Tony Tran
Section 2
Week 1
The
“Four Prisons” Ideology
I
felt the article, “The ‘Four Prisons’ and the Movements of Liberation: Asian American
Activism from the 1960s to the 1990s” had an idea that was thought provoking. It
described how geography, history, social structure, and self were all
things a person had to free themselves from.
For
the first prison, I believed that in order to be free from geography is a
time-consuming process. Contact with other ethnic people is inevitable;
however, most initial contacts are one-way benefiting and require time for the two to become neutral again.
The
second prison is history. It is something that people often don’t completely understand and have biased views on a time period. This is why the
San Francisco State strike ultimately happened: to have a School of Ethnic
Studies to help all people in understanding ethnic history so biased ideas can
be understood accordingly.
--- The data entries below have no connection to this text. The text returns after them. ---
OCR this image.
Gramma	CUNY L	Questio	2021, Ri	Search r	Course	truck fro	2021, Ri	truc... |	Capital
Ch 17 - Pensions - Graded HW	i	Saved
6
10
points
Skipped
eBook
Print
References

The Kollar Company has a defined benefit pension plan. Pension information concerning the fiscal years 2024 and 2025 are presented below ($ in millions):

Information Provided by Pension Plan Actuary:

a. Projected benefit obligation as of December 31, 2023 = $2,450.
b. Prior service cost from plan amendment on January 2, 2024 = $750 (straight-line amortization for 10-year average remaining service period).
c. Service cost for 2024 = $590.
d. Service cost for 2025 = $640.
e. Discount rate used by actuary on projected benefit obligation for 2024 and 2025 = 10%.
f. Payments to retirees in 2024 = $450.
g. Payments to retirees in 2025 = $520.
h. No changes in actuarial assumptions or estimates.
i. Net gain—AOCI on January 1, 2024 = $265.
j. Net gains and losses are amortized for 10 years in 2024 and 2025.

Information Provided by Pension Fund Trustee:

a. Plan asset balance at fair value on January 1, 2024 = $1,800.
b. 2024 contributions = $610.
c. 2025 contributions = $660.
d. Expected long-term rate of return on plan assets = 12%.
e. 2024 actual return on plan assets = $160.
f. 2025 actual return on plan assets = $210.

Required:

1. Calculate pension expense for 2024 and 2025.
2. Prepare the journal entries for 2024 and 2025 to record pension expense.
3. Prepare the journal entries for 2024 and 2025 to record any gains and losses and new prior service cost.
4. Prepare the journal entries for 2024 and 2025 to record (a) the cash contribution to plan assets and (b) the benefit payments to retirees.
We need to have unbiased conscience and know that each
other’s historical past usually can be identical in some way.
The third
prison pertains to social structure. For Asian Americans, that used to be a
problem that was simply accepted and not dealt with. In that historical
context, I believe that Asian Americans assumed living conditions were better than back in their native country so they just
focused on pushing their next generation forward. I feel these next couple
generations were the key to demystifying the whole social
structure and helped push political action against such bad conditions.
The
forth prison is self which is the simplest but most influential. We choose our
path so we can push for racial freedom or just let it slide. Ultimately
that is for each of us to decide and I believe we will decide accordingly once
things just become unacceptable.
I
want to conclude that all four of these ‘prisons’ are intertwined in such a way
that we all have went through all of these prisons maybe not physically, but
through our history. Our today was built from the struggles and sweat of our
past so we must acknowledge it and use it to choose our future more wisely.
Question: Is this whole racial problem still occurring in the
U.S. or is the LGBTQIA the new ‘racial discrimination issue’?